Private military contractors to fall under Defense Ministry purview – Draft Duma bill
Aleksey Zhuravlev and Frants Klintsevich of United Russia said in an interview that their new bill is being examined by military experts. The draft was almost ready, but given its importance and the fact that Russia currently lacks any laws on private military companies whatsoever, the sponsors decided not to submit it to parliament until the next session.
Nevertheless, both lawmakers stressed the importance of such laws in modern conditions.
Klintsevich told Izvestia daily that according to his estimates, about half a million Russians want to work for private military firms, but the future law would introduce strict selection criteria and the number of people who would be allowed to work would only be in the tens of thousands.
He noted that the private contractors would be under full control of the Defense Ministry that would use them for immediate response for various threats.
“The president needs a sanction from the parliament to order the use of special forces and private companies could be immediately sent to counter threats.
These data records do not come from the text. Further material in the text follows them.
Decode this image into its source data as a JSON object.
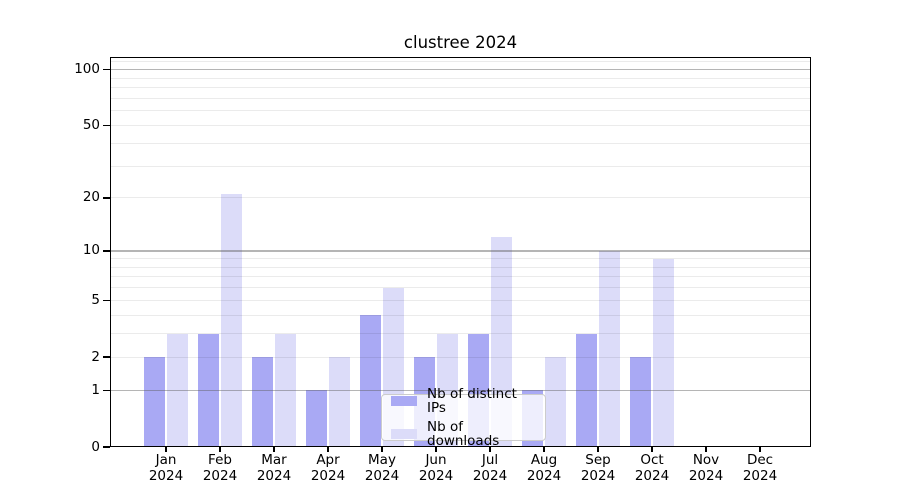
{
  "chart_data": {
    "type": "bar",
    "title": "clustree 2024",
    "year": "2024",
    "categories": [
      "Jan",
      "Feb",
      "Mar",
      "Apr",
      "May",
      "Jun",
      "Jul",
      "Aug",
      "Sep",
      "Oct",
      "Nov",
      "Dec"
    ],
    "series": [
      {
        "name": "Nb of distinct IPs",
        "color": "#a9a9f4",
        "values": [
          2,
          3,
          2,
          1,
          4,
          2,
          3,
          1,
          3,
          2,
          0,
          0
        ]
      },
      {
        "name": "Nb of downloads",
        "color": "#dcdcf9",
        "values": [
          3,
          21,
          3,
          2,
          6,
          3,
          12,
          2,
          10,
          9,
          0,
          0
        ]
      }
    ],
    "y_scale": "log1p",
    "ylim": [
      0,
      117
    ],
    "y_tick_values": [
      0,
      1,
      2,
      5,
      10,
      20,
      50,
      100
    ],
    "y_tick_labels": [
      "0",
      "1",
      "2",
      "5",
      "10",
      "20",
      "50",
      "100"
    ],
    "grid_major": [
      1,
      10,
      100
    ],
    "grid_minor": [
      2,
      3,
      4,
      5,
      6,
      7,
      8,
      9,
      20,
      30,
      40,
      50,
      60,
      70,
      80,
      90,
      110
    ],
    "grid": "on",
    "legend_position": "inside-bottom-center-left",
    "colors": {
      "distinct_ips": "#a9a9f4",
      "downloads": "#dcdcf9",
      "frame": "#000000",
      "major_grid": "#bdbdbd",
      "minor_grid": "#ebebeb"
    }
  }
}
But this requires strong control on the part of the Defense Ministry and the maximum use of contractors for the benefits of the state military forces,” he told reporters.
Zhuravlev added that the option would allow a large number of Russian military officers to find a good job after leaving the forces.
“Resigning officers can find a job with a good salary in such firms, and keep all their combat skills. Presently, they have no other place to go but security companies, but the conditions and the payment in the private military firms will be better beyond comparison,” he said.
Private military companies could also become a hidden reserve for the regular military forces and automatically join them in times of universal draft, Zhuravlev noted. In return, the state can offer work to contractors, for example guarding Russian embassies and industrial facilities belonging to government owned corporations.
In late June, the nationalist LDRP prepared a similar bill and drafted it to the legislature of North Russia’s Pskov Region. The LDPR backed the move with a statement that current political realities call for capable and specialized commercial organizations to enforce national interests in cases when international politics or law prevent the government from using regular military forces.
Unlike United Russia, the LDPR wants private Russian military firms to be controlled by the national security service, the FSB. According to the authors of the draft, this would make the contractors controllable and accountable for their actions and create conditions for further development of the sector.